Mr Davis said Mr Brown had brought his troubles on himself
The shadow home secretary told BBC One's Andrew Marr show that the Tories would still have to "battle" against Gordon Brown's Labour Party.
But the British people were "listening to us" again, he added.
The comments come as one opinion poll suggests the Tories have a seven-point lead over Labour.
This follows Mr Brown's decision not to call an autumn general election and the announcement of Conservative plans to raise the inheritance tax threshold to £1m.
The prime minister has also been bedevilled by a row over troop withdrawals from Iraq and allegations that the government had "stolen" Tory ideas by pledging to raise the inheritance tax threshold for couples to £700,000.
Mr Davis said: "Ten years as chancellor and now to copy the shadow chancellor's policy - what sort of a vision is that?"
He said of Mr Brown's downturn in the opinion polls: "Frankly, it was more Gordon Brown than us who did it."
The prime minister had "fractured this carefully cultured image" that he was not a "man of spin".
Mr Davis said: "The raw truth is we've been behind in the polls over the summer in Brown's honeymoon."
He added that, behind the scenes, a "transformation has been going on in British politics.
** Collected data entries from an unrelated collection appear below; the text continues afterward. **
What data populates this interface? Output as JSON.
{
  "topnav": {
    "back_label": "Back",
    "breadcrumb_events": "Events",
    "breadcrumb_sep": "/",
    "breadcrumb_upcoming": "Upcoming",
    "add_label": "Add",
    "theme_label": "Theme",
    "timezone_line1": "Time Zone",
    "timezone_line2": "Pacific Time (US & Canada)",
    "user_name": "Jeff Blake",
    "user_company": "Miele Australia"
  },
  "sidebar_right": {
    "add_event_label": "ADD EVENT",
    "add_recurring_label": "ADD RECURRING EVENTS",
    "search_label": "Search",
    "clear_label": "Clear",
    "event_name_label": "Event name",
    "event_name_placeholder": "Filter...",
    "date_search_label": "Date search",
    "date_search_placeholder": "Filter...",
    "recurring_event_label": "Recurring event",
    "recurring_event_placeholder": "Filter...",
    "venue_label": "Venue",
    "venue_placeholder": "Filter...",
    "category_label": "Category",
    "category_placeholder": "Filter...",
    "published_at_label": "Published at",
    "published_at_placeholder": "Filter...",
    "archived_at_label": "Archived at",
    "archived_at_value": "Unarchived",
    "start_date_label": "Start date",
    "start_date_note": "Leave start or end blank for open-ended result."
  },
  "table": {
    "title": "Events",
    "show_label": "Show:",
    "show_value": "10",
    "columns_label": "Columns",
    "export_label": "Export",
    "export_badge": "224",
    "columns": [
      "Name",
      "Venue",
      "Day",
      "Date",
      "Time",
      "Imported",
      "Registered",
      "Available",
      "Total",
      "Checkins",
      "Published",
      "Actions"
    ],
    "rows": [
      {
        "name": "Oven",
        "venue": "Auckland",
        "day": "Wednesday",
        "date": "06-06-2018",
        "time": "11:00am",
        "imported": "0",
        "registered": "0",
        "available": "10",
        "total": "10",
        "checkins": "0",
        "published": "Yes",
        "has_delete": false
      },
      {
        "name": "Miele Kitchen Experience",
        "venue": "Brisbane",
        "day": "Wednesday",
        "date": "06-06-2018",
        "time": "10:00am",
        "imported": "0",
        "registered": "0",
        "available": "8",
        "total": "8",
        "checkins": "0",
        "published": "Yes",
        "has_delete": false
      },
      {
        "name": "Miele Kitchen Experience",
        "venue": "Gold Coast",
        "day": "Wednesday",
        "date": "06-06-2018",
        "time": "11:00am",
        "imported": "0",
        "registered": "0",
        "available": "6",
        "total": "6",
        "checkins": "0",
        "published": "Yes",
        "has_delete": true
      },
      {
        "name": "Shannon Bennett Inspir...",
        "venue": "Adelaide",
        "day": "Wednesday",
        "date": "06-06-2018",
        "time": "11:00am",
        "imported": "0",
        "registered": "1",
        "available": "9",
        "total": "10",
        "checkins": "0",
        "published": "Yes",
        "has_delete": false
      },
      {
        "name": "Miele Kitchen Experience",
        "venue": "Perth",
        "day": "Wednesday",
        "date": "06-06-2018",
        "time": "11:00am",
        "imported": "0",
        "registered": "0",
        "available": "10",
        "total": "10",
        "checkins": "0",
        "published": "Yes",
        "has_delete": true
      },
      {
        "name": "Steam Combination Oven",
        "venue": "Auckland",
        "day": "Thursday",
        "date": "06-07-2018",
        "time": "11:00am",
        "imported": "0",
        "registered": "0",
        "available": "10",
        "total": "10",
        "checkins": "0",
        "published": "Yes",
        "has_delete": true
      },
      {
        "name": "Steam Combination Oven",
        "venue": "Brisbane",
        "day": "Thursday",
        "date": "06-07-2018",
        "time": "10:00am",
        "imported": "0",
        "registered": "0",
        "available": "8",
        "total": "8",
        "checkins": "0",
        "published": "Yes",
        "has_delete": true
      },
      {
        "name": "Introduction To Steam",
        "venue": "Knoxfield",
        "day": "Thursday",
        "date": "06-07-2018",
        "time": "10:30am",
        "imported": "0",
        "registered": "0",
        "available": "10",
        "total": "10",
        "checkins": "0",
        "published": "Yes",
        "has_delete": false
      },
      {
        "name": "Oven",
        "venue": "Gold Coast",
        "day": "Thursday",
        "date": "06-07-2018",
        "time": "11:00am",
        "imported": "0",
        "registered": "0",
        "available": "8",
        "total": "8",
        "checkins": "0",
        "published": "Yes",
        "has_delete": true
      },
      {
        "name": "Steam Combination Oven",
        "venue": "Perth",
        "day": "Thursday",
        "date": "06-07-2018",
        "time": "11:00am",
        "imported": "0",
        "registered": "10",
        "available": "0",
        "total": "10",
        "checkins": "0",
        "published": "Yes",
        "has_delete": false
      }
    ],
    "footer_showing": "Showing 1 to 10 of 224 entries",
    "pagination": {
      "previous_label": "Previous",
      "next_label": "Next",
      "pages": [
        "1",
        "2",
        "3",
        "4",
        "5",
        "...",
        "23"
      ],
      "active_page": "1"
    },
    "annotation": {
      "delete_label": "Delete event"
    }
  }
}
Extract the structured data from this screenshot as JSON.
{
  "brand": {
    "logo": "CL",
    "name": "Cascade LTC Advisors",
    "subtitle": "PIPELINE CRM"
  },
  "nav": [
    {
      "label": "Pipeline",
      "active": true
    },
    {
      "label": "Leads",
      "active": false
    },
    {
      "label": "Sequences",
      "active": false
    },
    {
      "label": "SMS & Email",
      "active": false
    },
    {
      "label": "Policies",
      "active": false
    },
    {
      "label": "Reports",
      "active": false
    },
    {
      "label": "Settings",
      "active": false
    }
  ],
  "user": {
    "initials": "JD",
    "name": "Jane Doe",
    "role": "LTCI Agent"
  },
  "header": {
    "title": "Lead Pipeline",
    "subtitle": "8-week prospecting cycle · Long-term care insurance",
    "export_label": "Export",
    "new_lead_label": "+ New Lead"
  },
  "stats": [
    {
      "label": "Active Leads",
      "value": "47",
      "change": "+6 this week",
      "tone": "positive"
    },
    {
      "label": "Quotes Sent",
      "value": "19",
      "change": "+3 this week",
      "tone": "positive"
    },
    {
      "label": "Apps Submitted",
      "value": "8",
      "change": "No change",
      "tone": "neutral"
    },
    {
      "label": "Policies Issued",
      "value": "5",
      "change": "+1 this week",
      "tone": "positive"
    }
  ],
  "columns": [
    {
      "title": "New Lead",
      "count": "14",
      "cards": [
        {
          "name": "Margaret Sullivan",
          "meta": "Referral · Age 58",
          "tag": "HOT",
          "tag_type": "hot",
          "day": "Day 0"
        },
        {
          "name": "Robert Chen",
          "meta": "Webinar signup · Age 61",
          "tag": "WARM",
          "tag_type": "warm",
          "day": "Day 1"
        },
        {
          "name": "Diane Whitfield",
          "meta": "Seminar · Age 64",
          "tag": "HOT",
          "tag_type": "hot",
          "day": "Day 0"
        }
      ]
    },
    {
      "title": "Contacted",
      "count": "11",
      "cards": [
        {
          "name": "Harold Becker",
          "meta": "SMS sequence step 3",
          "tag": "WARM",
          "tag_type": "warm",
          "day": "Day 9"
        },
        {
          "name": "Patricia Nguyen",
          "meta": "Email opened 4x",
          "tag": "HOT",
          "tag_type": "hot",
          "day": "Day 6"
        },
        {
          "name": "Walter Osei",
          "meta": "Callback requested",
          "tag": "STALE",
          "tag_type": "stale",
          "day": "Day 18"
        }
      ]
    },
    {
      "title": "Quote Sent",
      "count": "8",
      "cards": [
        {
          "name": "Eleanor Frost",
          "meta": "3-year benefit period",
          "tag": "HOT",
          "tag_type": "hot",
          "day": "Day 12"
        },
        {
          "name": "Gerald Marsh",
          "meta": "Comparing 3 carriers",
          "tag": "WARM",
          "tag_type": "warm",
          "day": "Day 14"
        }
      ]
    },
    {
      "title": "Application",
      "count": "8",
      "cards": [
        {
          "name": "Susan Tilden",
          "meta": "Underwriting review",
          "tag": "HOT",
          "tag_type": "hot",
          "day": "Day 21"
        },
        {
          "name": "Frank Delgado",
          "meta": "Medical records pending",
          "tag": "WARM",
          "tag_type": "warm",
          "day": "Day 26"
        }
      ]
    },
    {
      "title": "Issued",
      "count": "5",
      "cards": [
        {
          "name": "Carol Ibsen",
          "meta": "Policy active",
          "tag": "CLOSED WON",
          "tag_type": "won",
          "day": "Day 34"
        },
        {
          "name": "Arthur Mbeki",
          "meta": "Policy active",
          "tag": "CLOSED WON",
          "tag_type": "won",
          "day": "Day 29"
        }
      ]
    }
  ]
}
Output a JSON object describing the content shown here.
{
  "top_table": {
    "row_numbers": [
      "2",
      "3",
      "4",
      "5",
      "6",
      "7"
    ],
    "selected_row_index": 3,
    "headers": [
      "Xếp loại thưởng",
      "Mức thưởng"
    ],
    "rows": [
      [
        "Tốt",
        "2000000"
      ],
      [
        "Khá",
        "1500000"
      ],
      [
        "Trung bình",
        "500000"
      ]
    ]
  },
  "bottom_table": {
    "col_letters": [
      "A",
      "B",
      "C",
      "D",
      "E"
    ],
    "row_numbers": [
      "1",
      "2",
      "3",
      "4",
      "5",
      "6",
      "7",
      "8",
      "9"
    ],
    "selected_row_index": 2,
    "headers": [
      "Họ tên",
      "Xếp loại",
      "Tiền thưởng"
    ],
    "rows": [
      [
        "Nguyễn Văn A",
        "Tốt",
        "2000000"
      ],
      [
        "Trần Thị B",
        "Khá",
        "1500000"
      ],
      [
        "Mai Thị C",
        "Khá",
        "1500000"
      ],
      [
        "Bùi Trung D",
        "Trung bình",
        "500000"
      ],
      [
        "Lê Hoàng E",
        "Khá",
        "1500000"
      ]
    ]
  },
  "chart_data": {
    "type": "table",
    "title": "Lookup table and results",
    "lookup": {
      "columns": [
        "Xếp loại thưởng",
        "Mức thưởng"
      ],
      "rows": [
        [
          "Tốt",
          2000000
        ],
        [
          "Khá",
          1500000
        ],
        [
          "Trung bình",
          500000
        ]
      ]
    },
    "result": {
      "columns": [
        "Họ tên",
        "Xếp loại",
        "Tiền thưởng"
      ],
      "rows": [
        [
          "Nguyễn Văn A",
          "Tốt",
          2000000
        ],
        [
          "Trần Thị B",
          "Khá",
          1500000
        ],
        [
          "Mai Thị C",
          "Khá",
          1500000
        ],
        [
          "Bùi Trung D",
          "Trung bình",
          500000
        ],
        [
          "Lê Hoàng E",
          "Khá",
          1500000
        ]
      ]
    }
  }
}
People are listening to us again."
Mr Davis denied criticism that the Tories were creating policy in hurry.
He said: "The things we have been putting out on public display in the last few weeks - because we thought there was going to be an election called this week - are things we've been thinking about for some time."
Of the period since the Conservative Party conference earlier this month, Mr Davis said: "The party rose to the occasion and has had the best couple of weeks since 1992 [when it last won a general election]."
But he warned: "We are going to have to battle with them [Labour]. We cannot forget that and become complacent over the next 18 months."
Mr Brown has said he considered calling an election but his "first instinct" was to set aside more time to set out his vision.
This, he added, showed "real strength and real decisiveness" and would allow him to make the correct long-term decisions about the UK's economy and the security.
An Independent Communications and Marketing (ICM) opinion poll for The Sunday Telegraph puts the Tories on 43%, Labour on 36% and the Liberal Democrats on 14%.
The poll's findings were obtained from a random sample of 1,010 adults phoned on 10 and 11 October.